Она принесла водки в стакане, много, и у Сони от запаха мгновенно подкатило к горлу, она свесилась с дивана в мучительной рвоте. Женщина бросилась загибать ковер на полу, потом грубо за волосы подняла ей голову, подставила стакан к губам: «пей». Соня отшатнулась, но та не отставала — пей, дура, сейчас все пройдет, — силой влила ей водку, разлила по лицу, по шее, Соня вынужденно сделала глоток-другой и откинулась на подушки. Все обожгло внутри и действительно стало легче. А эта карга носатая принесла еще водки и таблетку аспирина и заставила опять выпить. Соня полежала еще недолго, голове стало легче, обойдемся без скорой. Но сколько сейчас времени, ей же на работу! Да и как там дома папа с мамой, она не говорила, что будет где-то ночевать. Гос-споди, уже девять. Что ей скажет Роман Захарович? Поднялась, все-таки поташнивало. Да еще накатывать стали подробности кое-какие вчерашнего, картинки выплывали из мрака, магнитофон гремел, записи вчера ей казались такими клевыми. Но кто ее сюда привез, в чужой дом к этой женщине? Какое неприятное морщинистое лицо, у нее тут что, подпольный вытрезвитель?..

Соня с ужасом вспомнила, что Михаил Ефимович от нее вчера отвернулся, поручил ее каким-то нахалам... Она еще вспомнит, вспомнит, а сейчас нужно срочно добраться до комбината. Носатая карга позвала ее позавтракать, она нетвердым шагом прошла на кухню, здесь плита топилась, потрескивали дрова. Есть совсем не хотелось.

— Чашку чая тебе?

Соня покачала головой.

— Может, тебе косяка зарядить?

— Что? Как вы сказали?

Карга поджала губы, не стала уточнять. Соня осмотрела себя — какой-то халат странный. Пошла одеваться, лифчика не было, поискала на диване, за диваном — бесполезно. И трусиков нет. Хорошо хоть брюки нашлись и свитер. Пальто на месте, и платок белый, и сумка. Можно ехать.

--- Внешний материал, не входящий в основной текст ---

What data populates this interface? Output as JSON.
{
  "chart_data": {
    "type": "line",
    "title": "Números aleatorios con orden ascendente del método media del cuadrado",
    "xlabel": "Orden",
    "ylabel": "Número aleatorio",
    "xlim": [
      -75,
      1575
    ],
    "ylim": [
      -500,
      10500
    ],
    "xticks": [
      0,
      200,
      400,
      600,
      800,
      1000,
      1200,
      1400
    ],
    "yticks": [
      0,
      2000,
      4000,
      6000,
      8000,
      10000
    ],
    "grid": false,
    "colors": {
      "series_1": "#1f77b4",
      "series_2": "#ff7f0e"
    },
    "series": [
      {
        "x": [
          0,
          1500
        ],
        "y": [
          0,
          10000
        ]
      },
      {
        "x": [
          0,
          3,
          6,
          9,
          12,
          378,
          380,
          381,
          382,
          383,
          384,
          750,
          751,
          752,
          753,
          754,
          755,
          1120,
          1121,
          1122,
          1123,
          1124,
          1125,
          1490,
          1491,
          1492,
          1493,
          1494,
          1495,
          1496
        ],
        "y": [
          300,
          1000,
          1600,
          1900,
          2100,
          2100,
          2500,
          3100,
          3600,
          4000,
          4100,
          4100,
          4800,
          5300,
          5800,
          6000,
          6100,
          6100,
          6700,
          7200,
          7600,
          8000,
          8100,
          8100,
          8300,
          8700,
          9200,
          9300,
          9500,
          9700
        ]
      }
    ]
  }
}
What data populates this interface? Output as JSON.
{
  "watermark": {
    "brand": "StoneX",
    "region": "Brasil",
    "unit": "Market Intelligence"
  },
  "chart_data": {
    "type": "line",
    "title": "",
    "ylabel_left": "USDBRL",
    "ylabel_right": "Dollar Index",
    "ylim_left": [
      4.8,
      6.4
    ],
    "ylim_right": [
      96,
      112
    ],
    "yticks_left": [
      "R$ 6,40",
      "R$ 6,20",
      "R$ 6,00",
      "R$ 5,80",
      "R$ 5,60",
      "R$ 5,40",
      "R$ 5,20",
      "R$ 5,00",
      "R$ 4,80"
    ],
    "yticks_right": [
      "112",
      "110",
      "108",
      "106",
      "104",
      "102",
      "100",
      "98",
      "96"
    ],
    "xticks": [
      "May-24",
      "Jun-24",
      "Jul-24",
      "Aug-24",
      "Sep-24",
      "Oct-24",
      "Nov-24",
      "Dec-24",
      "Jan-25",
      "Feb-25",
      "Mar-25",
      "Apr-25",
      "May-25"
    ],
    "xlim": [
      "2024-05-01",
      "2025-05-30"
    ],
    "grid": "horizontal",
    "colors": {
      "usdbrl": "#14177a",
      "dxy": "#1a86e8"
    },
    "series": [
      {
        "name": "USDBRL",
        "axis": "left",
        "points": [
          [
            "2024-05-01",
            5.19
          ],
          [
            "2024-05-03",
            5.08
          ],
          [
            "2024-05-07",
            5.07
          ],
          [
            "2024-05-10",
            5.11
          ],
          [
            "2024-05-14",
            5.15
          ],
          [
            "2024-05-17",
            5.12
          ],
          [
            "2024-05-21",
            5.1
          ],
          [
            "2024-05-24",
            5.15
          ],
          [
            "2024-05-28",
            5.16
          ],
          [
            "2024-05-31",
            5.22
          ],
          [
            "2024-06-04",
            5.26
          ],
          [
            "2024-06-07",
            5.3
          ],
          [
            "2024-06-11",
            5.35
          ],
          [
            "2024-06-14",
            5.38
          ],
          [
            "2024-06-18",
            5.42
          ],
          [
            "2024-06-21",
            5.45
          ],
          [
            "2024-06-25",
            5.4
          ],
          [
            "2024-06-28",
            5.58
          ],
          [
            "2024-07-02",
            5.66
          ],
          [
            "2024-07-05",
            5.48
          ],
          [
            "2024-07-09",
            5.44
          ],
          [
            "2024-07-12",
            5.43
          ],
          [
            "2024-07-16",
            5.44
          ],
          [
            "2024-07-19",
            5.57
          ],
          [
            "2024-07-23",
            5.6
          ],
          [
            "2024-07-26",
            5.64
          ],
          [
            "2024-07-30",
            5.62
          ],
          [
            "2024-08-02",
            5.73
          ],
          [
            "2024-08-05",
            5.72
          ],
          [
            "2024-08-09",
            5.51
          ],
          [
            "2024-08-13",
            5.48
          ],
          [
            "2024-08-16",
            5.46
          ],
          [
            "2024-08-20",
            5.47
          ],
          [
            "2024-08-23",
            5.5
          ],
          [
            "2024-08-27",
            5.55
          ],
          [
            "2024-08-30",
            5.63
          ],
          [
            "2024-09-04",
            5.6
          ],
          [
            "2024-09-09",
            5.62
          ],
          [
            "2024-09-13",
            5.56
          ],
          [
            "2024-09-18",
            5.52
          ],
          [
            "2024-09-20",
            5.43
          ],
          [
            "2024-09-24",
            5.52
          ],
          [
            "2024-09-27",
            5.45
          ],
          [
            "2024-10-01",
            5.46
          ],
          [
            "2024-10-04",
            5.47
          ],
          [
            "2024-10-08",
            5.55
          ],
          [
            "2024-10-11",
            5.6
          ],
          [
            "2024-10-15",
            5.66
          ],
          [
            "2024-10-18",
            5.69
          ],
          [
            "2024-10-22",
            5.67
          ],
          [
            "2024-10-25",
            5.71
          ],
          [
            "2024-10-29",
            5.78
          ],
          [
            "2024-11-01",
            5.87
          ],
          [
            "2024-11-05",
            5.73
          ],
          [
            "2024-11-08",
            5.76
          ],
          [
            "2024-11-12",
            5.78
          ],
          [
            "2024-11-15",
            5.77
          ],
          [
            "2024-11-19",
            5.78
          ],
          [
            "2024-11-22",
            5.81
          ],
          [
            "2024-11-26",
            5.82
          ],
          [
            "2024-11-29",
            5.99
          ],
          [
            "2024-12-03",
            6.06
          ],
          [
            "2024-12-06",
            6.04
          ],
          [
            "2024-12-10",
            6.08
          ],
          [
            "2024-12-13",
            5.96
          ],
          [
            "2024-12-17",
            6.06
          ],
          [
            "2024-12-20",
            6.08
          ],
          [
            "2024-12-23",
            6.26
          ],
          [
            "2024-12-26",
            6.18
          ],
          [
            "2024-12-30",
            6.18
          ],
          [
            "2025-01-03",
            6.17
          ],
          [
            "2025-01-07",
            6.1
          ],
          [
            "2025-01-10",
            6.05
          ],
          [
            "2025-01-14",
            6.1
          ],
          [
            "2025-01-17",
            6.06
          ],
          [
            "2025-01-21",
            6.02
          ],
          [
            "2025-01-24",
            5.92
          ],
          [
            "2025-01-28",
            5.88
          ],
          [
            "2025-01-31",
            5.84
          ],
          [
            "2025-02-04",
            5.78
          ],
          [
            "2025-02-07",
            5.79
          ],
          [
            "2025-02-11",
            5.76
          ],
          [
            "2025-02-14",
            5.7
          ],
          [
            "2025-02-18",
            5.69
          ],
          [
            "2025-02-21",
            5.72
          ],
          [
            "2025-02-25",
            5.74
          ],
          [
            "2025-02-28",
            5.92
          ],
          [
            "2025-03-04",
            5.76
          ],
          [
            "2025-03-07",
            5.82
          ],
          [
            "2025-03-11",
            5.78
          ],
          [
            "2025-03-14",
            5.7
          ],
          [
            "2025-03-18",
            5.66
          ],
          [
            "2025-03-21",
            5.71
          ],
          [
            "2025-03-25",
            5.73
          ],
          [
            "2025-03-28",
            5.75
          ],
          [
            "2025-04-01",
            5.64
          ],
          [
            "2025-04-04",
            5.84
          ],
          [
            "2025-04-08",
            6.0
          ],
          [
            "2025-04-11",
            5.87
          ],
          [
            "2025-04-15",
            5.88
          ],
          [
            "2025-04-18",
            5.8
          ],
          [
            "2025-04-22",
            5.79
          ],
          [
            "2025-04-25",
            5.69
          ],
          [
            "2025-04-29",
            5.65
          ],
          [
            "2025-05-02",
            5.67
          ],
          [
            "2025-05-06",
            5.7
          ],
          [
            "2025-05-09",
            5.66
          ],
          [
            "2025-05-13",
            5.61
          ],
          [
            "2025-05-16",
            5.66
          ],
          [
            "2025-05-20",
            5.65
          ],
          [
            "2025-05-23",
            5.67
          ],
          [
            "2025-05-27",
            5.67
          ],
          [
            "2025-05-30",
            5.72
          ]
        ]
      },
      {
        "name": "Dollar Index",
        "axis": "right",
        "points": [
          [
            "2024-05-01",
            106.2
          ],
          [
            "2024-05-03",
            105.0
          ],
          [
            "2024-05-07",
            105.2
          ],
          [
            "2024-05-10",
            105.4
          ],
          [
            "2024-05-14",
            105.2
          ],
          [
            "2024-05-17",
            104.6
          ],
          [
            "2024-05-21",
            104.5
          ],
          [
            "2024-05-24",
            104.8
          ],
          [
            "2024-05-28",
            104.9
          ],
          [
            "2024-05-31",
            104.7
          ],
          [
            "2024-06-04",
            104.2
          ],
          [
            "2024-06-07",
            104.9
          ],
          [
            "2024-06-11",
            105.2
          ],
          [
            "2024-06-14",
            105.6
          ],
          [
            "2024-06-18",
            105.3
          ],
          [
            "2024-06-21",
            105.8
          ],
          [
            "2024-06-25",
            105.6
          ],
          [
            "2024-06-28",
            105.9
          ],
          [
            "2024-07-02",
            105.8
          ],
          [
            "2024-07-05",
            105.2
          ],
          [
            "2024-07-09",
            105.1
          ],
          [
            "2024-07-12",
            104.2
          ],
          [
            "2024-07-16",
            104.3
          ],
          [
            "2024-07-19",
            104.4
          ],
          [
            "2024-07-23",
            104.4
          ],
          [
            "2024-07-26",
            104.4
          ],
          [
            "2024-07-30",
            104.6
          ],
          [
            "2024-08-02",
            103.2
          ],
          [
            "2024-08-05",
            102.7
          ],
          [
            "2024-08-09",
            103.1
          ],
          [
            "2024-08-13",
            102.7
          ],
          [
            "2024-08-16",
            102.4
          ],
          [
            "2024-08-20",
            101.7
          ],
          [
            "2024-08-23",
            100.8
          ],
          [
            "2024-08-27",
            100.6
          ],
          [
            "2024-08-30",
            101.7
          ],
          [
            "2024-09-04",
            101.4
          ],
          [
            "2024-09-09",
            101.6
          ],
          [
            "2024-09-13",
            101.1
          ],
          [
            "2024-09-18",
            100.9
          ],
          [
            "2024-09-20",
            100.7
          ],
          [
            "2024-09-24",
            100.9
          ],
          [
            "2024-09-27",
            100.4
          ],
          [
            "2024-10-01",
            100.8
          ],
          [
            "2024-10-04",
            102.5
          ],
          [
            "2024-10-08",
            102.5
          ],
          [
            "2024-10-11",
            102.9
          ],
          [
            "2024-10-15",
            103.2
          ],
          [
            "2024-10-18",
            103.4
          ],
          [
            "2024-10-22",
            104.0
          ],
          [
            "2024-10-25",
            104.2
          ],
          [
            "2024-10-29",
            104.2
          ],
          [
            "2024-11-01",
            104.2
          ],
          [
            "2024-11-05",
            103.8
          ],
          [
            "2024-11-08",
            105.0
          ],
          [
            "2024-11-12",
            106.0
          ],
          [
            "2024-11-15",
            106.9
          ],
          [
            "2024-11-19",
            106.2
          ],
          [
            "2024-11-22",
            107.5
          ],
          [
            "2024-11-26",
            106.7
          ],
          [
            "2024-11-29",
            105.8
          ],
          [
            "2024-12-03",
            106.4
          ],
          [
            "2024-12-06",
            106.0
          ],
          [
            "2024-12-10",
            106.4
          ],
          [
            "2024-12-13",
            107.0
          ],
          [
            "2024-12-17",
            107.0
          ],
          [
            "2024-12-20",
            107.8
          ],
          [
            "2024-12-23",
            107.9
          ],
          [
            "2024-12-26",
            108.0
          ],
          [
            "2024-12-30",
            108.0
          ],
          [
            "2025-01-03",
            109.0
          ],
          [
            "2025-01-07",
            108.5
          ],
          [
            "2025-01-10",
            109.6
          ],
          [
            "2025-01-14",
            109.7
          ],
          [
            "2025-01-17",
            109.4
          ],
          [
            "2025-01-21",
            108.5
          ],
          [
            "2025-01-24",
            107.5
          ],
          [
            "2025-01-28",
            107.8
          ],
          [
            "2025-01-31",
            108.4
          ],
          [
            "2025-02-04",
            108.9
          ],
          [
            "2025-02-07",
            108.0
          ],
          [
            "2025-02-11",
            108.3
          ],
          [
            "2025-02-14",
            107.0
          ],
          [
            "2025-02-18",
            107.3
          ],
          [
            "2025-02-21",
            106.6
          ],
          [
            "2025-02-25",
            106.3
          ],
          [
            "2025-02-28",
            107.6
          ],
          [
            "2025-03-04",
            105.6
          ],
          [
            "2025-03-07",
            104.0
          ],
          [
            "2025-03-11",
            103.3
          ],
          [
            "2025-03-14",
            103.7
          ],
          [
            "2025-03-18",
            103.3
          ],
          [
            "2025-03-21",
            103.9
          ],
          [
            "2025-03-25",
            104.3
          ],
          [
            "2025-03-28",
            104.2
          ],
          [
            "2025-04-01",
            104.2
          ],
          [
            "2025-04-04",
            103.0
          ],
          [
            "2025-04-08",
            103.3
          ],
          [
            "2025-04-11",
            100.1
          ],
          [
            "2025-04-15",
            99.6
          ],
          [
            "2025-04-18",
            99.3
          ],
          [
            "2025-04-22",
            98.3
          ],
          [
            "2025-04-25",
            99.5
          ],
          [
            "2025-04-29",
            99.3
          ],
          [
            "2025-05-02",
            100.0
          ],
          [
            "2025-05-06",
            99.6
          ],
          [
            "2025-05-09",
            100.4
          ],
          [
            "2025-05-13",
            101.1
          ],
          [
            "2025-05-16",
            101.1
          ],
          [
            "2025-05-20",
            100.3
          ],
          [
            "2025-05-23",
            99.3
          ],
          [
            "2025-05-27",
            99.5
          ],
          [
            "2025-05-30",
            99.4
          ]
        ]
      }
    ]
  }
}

— Ты вчера сказала, деньги выиграла, — сказала женщина у порога. — Проверь, чтобы не было разговоров. — У нее и речь была грубая, Соня подумала, что она лагерница. Выиграла? Соня не могла играть, она не умеет, в очко разве. Шахматный столик всплыл в памяти, может быть, она в шахматы играла? Открыла сумку, в самом деле, в боковом кармашке деньги по двадцать пять, восемь штук, откуда? Если просто так кто-то дал — много, а если за дело кто уплатил — вроде бы мало.

— Оставь на бутылку, — сказала женщина. — А то привезут в другой раз, опохмелиться нечем. — Она в усмешке скривила губы, на щеке у нее сразу прорезались черточки морщин. Соня попыталась пальцами выдвинуть из пачки одну купюру, двадцать пять, а она прилипла и тащила за собой остальные, Соня кое-как ее отщепила, подала со словами: «Спасибо», — хотела сказать «за гостеприимство», как ее учили в школе, совсем недавно, но подумала, что гостеприимство тут не подходит.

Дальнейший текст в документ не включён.